The shadow chancellor Alan Johnson today attacked the coalition government’s deficit reduction plan, arguing that it risked jobs and growth, and set out the Labour party’s approach to halving the deficit in four years as well as raising new taxes on bankers.
Mr Johnson said that the coalition government’s plan to eliminate the deficit in five years was being driven by dogma and that it was “relishing the opportunity” to make cuts to public services. The shadow chancellor outlined Labour’s plan to raise more through taxation – particular via the banks, who Mr Johnson said should be forced to contribute more than the existing £2.4bn banking levy.
Speaking before an audience in the City of London, he suggested that a tax on bonuses, through which Alistair Darling recouped £3.5bn last year, should be maintained alongside increases to the banking levy. Additionally, he said that Labour would support the rise in capital gains tax.
Mr Johnson said:
“Taking a slower, less damaging route as we propose provides a credible plan, securing growth and protecting public services. Requiring a greater contribution from the banks. And tough choices on spending and welfare. So there is another way. The Government must think again.”
Mr Johnson accused the coalition government of resurrecting “Tina” from the Thatcher era, by wrongly arguing that “There Is No Alternative”. Instead, the shadow chancellor outlined that many public sector jobs would be saved by Labour’s alternative plan. New taxation and a slower timetable would mean Labour’s deficit reduction plan would leave £27bn more for public services, which represents eight per cent cuts at departmental level (as opposed to the 14 per cent being proposed by the Coalition).

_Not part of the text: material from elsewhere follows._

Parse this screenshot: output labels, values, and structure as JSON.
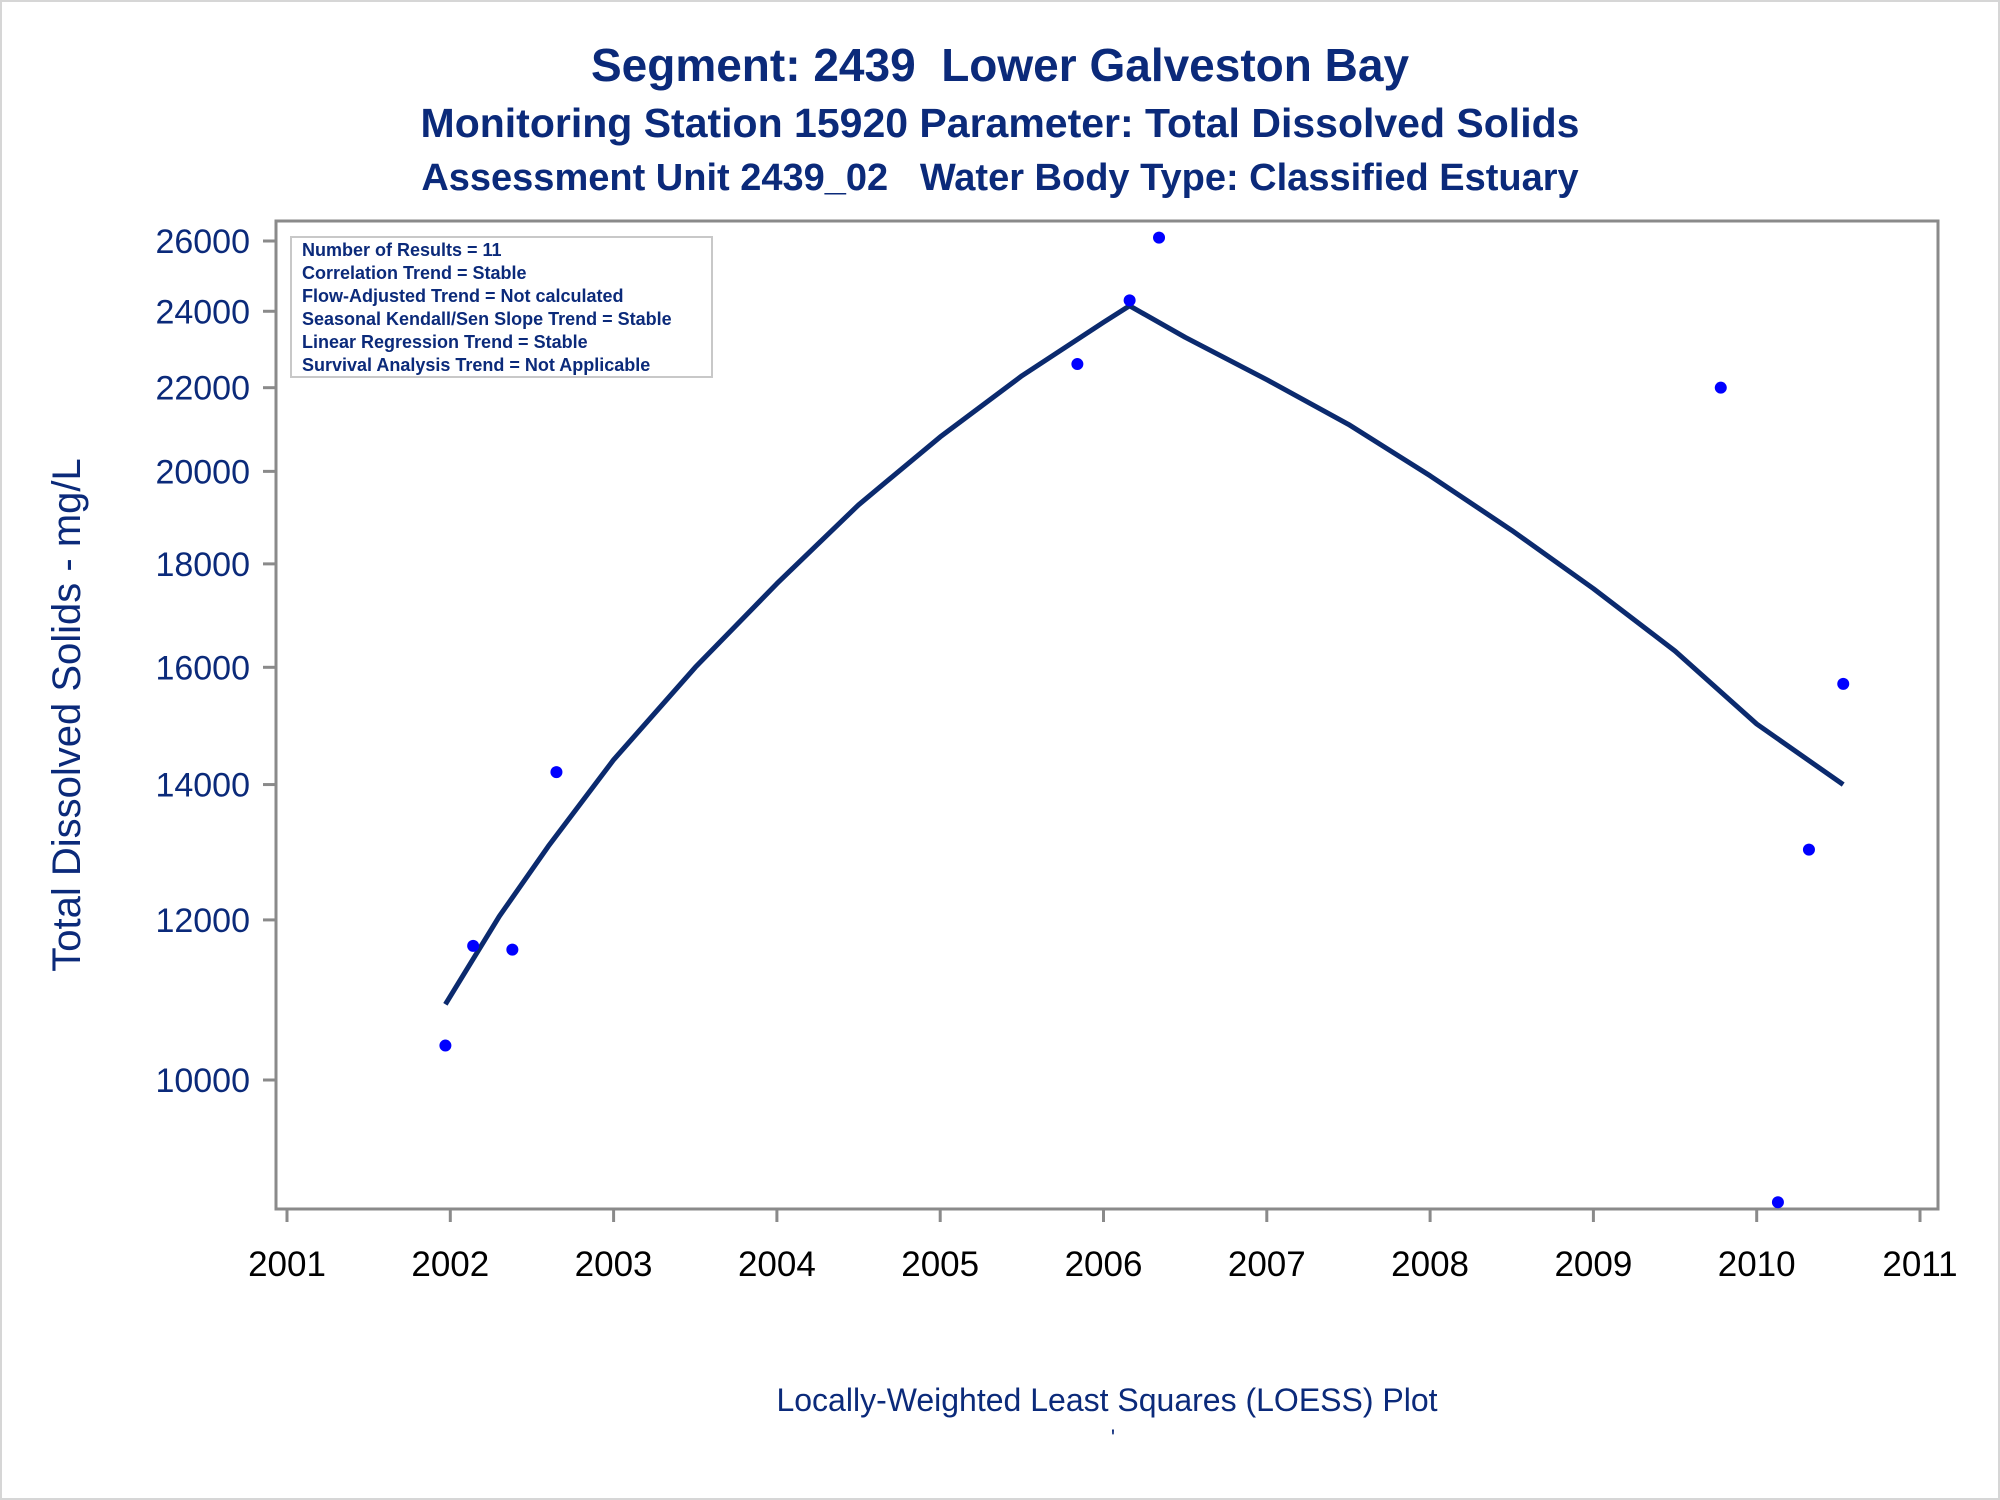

In addition, Mr Johnson announced that capital spending cuts would be “almost half” the 33 per cent proposed by the coalition – a u-turn on a policy announced by Gordon Brown. He said Labour’s approach of halving the deficit by 2014 could save vital infrastructure projects and the Future Jobs Fund.
He told the audience:
“An approach that is fair. That recognises that growth and jobs are central to our economic strategy – not a side issue. An approach that values our public services, rather than relishing the opportunity to curtail them. That treats the public as intelligent enough to understand that bringing the world economy back from the brink of catastrophe is not the same as paying off a credit card bill.”